Whether the court is required to accept verdicts under those circumstances has not often been discussed in the cases. In People v. King, 17 Ill.App.3d 1064, 309 N.E.2d 598, verdicts of not guilty on two of several charges were held to be effective when returned into court even though the judge found them to be inconsistent with' other verdicts also brought in, refused to accept them, sent the jury back with instructions to find consistent verdicts, and finally discharged the jury upon their inability to agree on such verdicts. The general uncertainty on the question is illustrated by the statement in a recent opinion of the United States Circuit Court of Appeals for the Seventh Circuit:

“Even if we assume, arguendo, that the district court was compelled to accept partial verdicts, the record here does not warrant the premise that the jury had reached verdicts on some of the counts of the indictment.” United States v. Medansky (7th Cir. 1973), 486 F.2d 807, 810. (Emphasis added.)

The conduct of defendant’s counsel at the crucial time in question was more than the usual faihire to object. In a background of the legal uncertainties we have enumerated and the failure of the jury to agree after more than 7 hours, he stipulated that the jury be asked a question about their ability to reach verdicts which precluded their telling the court that they could agree as to one but not both charges. This of itself would be some indication of an agreement that only verdicts as to all the charges would be received.

Subsequently, at a time when court and counsel all knew that the jury was able to agree as to one of the charges, the jury was again returned into court. We must assume that the defendant was present at this time because no contention is made to the contrary. The same question was then repeated to the jury. There was no indication that a further instruction would be given, and the obvious purpose of the question was that a further negative answer would be the basis for a mistrial. Still the *1097defendant made no objection. The court then took the logically anticipated step and did declare a mistrial, and no objection was made then either. Such conduct gave every indication of acquiescence in the procedure followed.

Had defendant objected, the court would have had an opportunity to consider defendant’s contentions and to correct any error. The verdict to be received, however, might have been adverse to defendant, whereas no conviction would result from a mistrial. If we also “asssume arguendo” that the court “was compelled to accept partial verdicts,” such a requirement could be waived by the defendant. The decision to do so would be one to be made ultimately by counsel as a tactical or strategic decision in the course of trial. A.B.A. Standards for Criminal Justice, The Defense Function § 5.2 (1970).

We rule that the conduct of defense counsel in entering into the stipulation and then remaining silent under all of the circumstances amounted to consent to the procedure followed and a waiver of any requirement that a partial verdict be received.

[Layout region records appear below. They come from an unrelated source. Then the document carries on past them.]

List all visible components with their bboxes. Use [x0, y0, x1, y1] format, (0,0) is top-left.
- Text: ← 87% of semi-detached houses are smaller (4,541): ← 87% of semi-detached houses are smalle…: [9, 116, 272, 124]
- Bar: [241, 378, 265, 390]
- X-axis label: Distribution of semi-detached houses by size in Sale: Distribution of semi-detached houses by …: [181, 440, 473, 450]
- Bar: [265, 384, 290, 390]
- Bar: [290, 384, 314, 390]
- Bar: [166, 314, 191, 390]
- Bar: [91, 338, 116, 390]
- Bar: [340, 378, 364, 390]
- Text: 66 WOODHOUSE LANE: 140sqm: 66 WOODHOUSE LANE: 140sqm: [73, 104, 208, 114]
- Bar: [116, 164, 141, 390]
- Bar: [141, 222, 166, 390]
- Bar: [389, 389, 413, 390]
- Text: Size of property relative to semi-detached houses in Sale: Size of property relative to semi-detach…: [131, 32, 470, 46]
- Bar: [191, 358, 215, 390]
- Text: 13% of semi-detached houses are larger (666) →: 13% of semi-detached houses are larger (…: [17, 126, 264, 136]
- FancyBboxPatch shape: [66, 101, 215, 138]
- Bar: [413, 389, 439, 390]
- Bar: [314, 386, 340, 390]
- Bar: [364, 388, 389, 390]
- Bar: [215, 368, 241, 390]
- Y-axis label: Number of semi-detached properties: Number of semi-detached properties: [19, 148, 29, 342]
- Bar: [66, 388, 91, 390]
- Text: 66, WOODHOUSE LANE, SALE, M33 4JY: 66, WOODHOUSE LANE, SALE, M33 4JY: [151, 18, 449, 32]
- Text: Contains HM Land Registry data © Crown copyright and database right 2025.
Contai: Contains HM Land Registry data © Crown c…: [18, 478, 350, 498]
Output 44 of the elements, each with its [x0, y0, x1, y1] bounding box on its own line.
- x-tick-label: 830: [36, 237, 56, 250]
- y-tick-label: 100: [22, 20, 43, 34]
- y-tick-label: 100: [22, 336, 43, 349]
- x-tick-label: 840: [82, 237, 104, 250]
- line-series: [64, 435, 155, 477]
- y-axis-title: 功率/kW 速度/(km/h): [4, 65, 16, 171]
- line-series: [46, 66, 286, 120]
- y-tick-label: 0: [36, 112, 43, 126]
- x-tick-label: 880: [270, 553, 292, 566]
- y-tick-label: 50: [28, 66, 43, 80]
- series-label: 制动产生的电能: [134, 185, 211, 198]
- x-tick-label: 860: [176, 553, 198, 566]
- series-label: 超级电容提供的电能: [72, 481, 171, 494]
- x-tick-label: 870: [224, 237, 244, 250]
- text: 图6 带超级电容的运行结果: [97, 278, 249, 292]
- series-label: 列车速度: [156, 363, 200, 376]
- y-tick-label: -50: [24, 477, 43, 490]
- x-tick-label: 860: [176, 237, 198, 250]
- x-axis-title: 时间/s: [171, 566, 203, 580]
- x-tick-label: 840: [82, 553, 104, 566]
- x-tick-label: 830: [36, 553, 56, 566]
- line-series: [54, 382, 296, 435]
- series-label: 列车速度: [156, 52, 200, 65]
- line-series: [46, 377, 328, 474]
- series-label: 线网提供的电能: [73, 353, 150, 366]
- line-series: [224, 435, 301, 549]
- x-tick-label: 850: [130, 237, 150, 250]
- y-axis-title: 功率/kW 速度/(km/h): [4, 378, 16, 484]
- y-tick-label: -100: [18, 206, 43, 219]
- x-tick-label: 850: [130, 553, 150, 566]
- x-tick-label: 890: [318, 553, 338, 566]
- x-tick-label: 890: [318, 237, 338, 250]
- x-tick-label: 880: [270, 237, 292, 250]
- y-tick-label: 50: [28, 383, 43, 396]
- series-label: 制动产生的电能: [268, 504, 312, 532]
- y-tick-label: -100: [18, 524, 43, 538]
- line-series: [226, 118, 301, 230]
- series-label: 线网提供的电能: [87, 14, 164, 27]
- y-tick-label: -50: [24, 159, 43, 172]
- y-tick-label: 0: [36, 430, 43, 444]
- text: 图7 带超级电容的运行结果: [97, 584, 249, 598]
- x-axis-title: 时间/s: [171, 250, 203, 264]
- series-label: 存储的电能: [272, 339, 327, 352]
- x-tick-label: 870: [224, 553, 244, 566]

The format for the receipt of any verdict having been thus determined, the jury was properly discharged as unable to agree. Even if defendant’s failure to object to the mistrial did not constitute waiver of that issue, his acquiescence in the format for receipt of the verdict contributed to the circumstances under which the judge found the jury unable to agree. Given the surrounding circumstances, the trial judge did not abuse his discretion in discharging the jury and declaring a mistrial.

Under the facts of this case, the 1962 statement of the Illinois Supreme Court is still applicable: “We are of the opinion * * * that the defendant may not sit idly by and allow alleged irregular proceedings to occur without objection, and afterwards seek to reverse his conviction by reason of those same irregularities.” People v. Mays, 23 Ill.2d 520, 525-526, 179 N.E.2d 654, 656.

The conviction and sentence for the offense of attempted murder are affirmed. The judgment of conviction for the offense of aggravated battery is reversed.

Affirmed in part and reversed in part.

SIMKINS, P. J., and CRAVEN, J., concur.